QUICK企業価値研究所アナリスト 永田和子(2020/11/30)
・巨額の開発費を投じるHDゲーム新作のリスクが露呈
デジタル化の恩恵を享受した今期1Qから一転、2Qは大型新作『Marvel’s Avengers』の躓きでHDゲームが大幅営業赤字に転落。巨額の開発費・宣伝費を投じる大型新作の成否で損益が大きく変動するリスクがあらためて露呈した。今後も『OUTRIDERS』(4Q発売予定)など、新規IPの大型新作が控えるだけに、一定のリスクを念頭に置く必要があろう。『FF16』(発売時期未定)など、固定ファンを擁す人気IPの新作でも開発費膨張を防ぐべく、内外開発体制強化による新作投入サイクル短縮を期待。
・今期営業利益500億円台乗せ(過去最高大幅更新)へ
連結営業利益の企業価値研究所予想は業績表の通り。
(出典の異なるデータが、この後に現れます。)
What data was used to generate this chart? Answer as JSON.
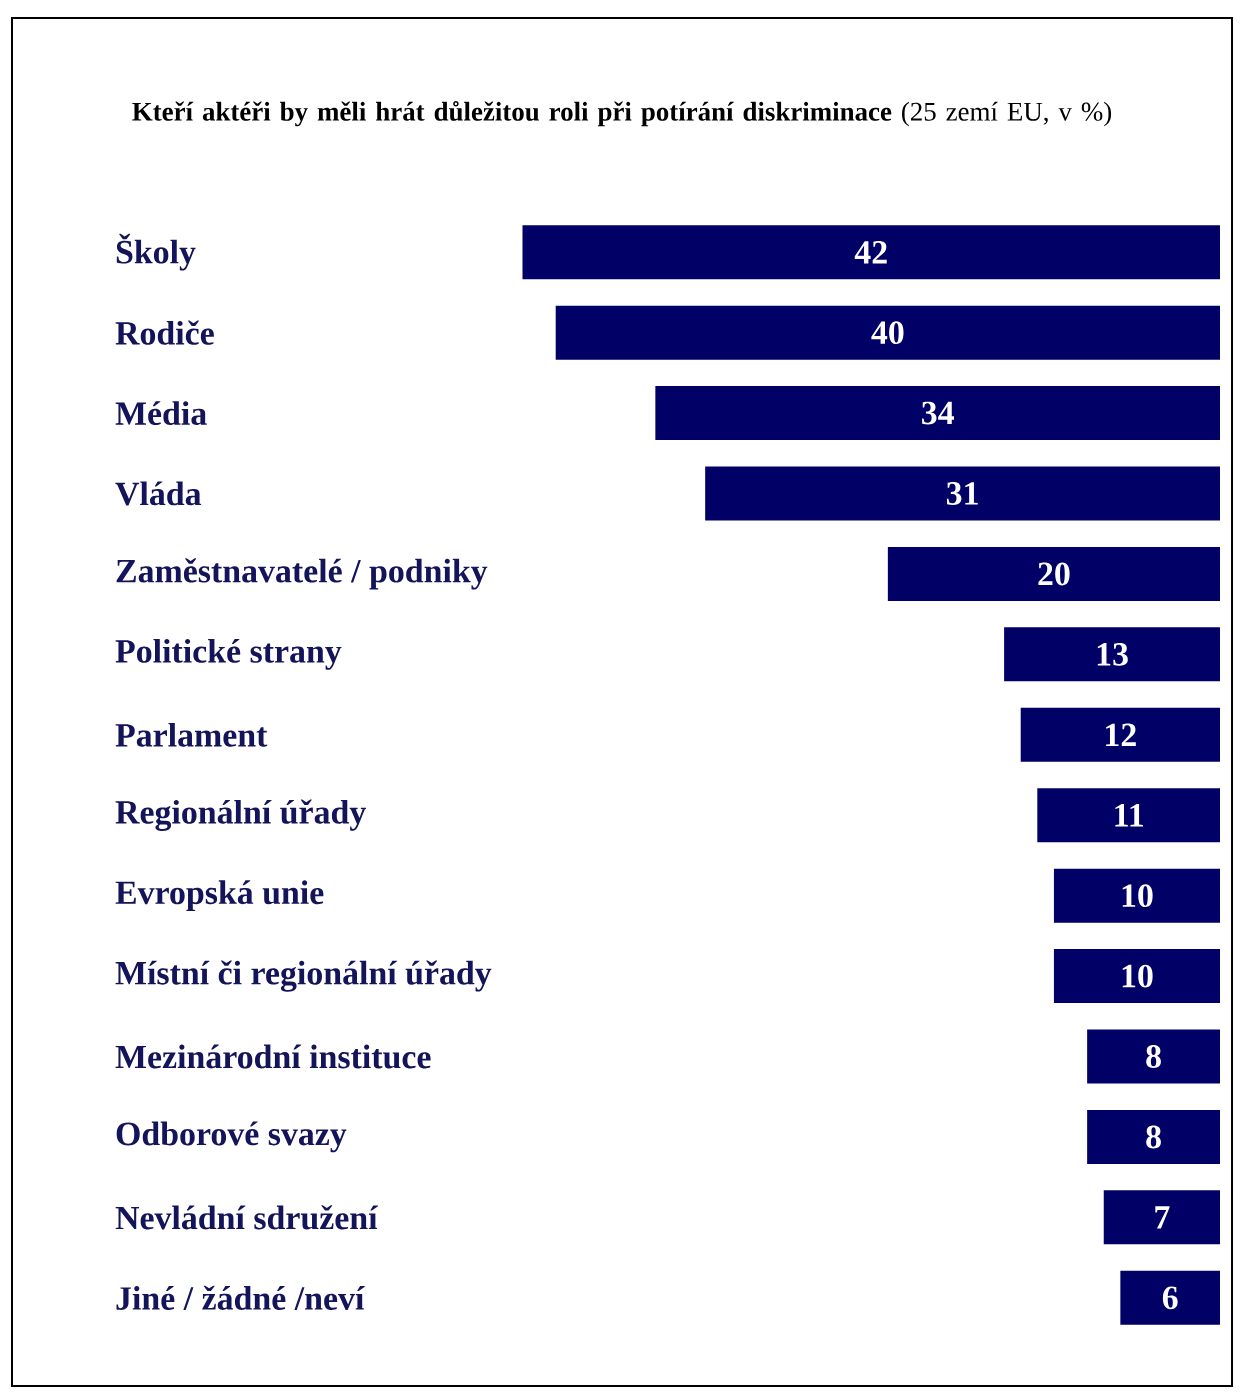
{
  "chart_data": {
    "type": "bar",
    "orientation": "horizontal",
    "title": "**Kteří aktéři by měli hrát důležitou roli při potírání diskriminace** (25 zemí EU, v %)",
    "categories": [
      "Školy",
      "Rodiče",
      "Média",
      "Vláda",
      "Zaměstnavatelé / podniky",
      "Politické strany",
      "Parlament",
      "Regionální úřady",
      "Evropská unie",
      "Místní či regionální úřady",
      "Mezinárodní instituce",
      "Odborové svazy",
      "Nevládní sdružení",
      "Jiné / žádné /neví"
    ],
    "values": [
      42,
      40,
      34,
      31,
      20,
      13,
      12,
      11,
      10,
      10,
      8,
      8,
      7,
      6
    ],
    "color": "#000066",
    "data_labels": true
  }
}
上記リスクを踏まえ、前回から減額した。ただし、コンテンツ拡充が進むMMO『FF14』、「異世界転生系マンガ」で差別化する漫画アプリ「マンガUP!」(ラノベにも参入予定)、IP力を生かした厳選開発で『ドラクエウォーク』、『FFBE幻影戦争』、『ドラクエタクト』など大型ヒットが相次ぐスマホゲームによる継続的な収益基盤の底上げで今期、初の500億円台乗せ(過去最高382億円の大幅更新)が見込まれる点を評価したい。収益基盤の底上げが進むことで、新しいことへ挑戦するHDゲームのリスクを吸収できよう。
・リスクファクター ~開発費の回収リスクなど
・アナリストの投資判断 ~収益基盤底上げを考えれば、株価は上昇余地ありと判断
2QのHDゲーム大幅赤字を受けた株価急落により来期PER(当研究所予想)は19倍。『ドラクエウォーク』開始前までの3年平均20倍を下回り、継続的な収益基盤の底上げを考えれば、株価は上昇余地ありと判断。今後の注目点は、「The Game Awards 2020」(米国時間12月10日)、「ジャンプフェスタ2021」(12月19・20日)での情報更新、『ドラクエ』35周年(来年)企画発表、『OUTRIDERS』の評価、『FF16』の続報(来年予定)など。